Es ist sehr interessant zu sehen, dass diese Qualitätsstandards mittlerweile schon sehr angestaubt sind und echter Luxus heute eher bedeutet, mal nicht durchgängig online und jederzeit erreichbar für einen unendlichen Informationsfluss sein zu müssen. Auf dem Re:hof wird mir mein Digital Detox ganz leicht gemacht. Mit einer Brotzeit, einem guten Buch und natürlich der einmaligen Aussicht auf das freie Feld.
Nachhaltig Reisen – Inspiration und Denkanstöße
Von meinem Aufenthalt auf dem Re:hof habe ich so einige Denkanstöße mitgenommen. Die Architektur der Gartenhäuser und die Idee dahinter, den Wohnraum für die Natur zu öffnen, hat in jedem Fall einen Punkt auf meiner imaginären Liste „Was mein zukünftiges Traumhaus haben sollte“ hinzugefügt. Ich habe neue Möglichkeiten entdeckt, wie ich noch mehr zu einer nachhaltigen Lebensweise beitragen kann. Das Lebenswerk von Marieken und Martin hat mich sehr beeindruckt und es ist sehr schön zu sehen, wie sowohl diese beiden, als auch Franziska und Judith von Good Travel eine Berufung gefunden haben, mit der sie sich voll und ganz identifizieren können.

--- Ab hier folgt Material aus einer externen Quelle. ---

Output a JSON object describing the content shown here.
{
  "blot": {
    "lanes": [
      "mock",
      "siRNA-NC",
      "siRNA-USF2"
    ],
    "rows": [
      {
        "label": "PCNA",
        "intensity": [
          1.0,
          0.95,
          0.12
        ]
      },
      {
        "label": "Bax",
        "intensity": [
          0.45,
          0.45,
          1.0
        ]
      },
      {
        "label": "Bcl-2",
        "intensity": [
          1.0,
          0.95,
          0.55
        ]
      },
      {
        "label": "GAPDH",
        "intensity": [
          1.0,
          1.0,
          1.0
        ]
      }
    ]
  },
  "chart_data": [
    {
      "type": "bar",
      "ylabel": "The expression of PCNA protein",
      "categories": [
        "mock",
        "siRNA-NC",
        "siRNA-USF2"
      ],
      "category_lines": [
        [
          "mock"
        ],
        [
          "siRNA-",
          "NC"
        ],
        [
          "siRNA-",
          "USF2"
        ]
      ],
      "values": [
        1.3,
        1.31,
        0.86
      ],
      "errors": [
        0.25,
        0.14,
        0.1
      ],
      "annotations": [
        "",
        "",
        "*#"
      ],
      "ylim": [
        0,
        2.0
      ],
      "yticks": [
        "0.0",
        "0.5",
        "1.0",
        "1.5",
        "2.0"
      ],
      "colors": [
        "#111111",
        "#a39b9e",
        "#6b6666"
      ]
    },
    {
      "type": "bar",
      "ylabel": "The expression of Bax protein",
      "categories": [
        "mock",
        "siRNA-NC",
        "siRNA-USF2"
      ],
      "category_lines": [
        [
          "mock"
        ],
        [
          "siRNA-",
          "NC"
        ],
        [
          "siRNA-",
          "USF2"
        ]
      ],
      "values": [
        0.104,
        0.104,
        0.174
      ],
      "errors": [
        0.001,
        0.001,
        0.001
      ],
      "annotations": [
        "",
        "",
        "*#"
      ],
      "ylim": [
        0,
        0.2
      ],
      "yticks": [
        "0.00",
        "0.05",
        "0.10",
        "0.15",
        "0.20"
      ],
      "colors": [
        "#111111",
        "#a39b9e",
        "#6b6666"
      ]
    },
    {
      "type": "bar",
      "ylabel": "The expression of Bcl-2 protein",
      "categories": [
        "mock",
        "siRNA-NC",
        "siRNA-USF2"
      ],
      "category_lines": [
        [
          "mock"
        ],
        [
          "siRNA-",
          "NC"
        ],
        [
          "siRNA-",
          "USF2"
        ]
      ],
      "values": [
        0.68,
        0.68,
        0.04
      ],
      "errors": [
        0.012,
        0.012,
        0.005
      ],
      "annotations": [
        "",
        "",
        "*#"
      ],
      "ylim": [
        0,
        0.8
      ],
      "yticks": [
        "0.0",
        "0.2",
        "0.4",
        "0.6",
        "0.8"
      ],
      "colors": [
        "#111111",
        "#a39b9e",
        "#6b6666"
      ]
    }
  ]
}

Und genau so sollte Urlaub sein. Inspirierend. Es sollte nicht darum gehen, in ein Flugzeug zu steigen, es sich 1 – 2 Wochen gut gehen zu lassen, nur um dann wieder in denselben stressigen Alltag zurück zu kehren. Vielmehr geht es darum, mit Menschen ins Gespräch zu kommen, ihre Geschichte zu erfahren und Impulse für das eigene Leben mitzunehmen. Damit nach dem Urlaub noch mehr bleibt als nur Sommerbräune.
Aufwachen mit der Natur zu Füßen.
Der Weg von den Gartenhäusern zur Scheune und dem Hofladen ist gesäumt von knorrigen Obstbäumen.
Die Sauna auf dem Gelände wird mit einem Holzofen geheizt. Der Holzsteg führt zu einem Badezuber. Unter den alten Obstbäumen lässt es sich herrlich entspannen. Auf Anfrage bietet die ortsansässige Physiotherapeutin Kathrin Singer verschiedene Massagen an.
Die Balken für die Türen der Ferienwohnungen stammen aus der alten Scheune.
Vielen lieben Dank an Good Travel für die Vermittlung und an den Re:hof Rutenberg für die Gastfreundschaft.
1 Kommentar
So ein schönes Fleckchen Erde <3 Ich war gerade 1 Woche auf dem Re:hof und hätte mir kein schöneres Setting für einen fabelhaften Workshop vorstellen können. Soviel Herzblut und Liebe zum Detail steckt in allen Ecken und Wänden. Hier ticken die Uhren anders – wenn man irgendwo entschleunigen kann, dann hier.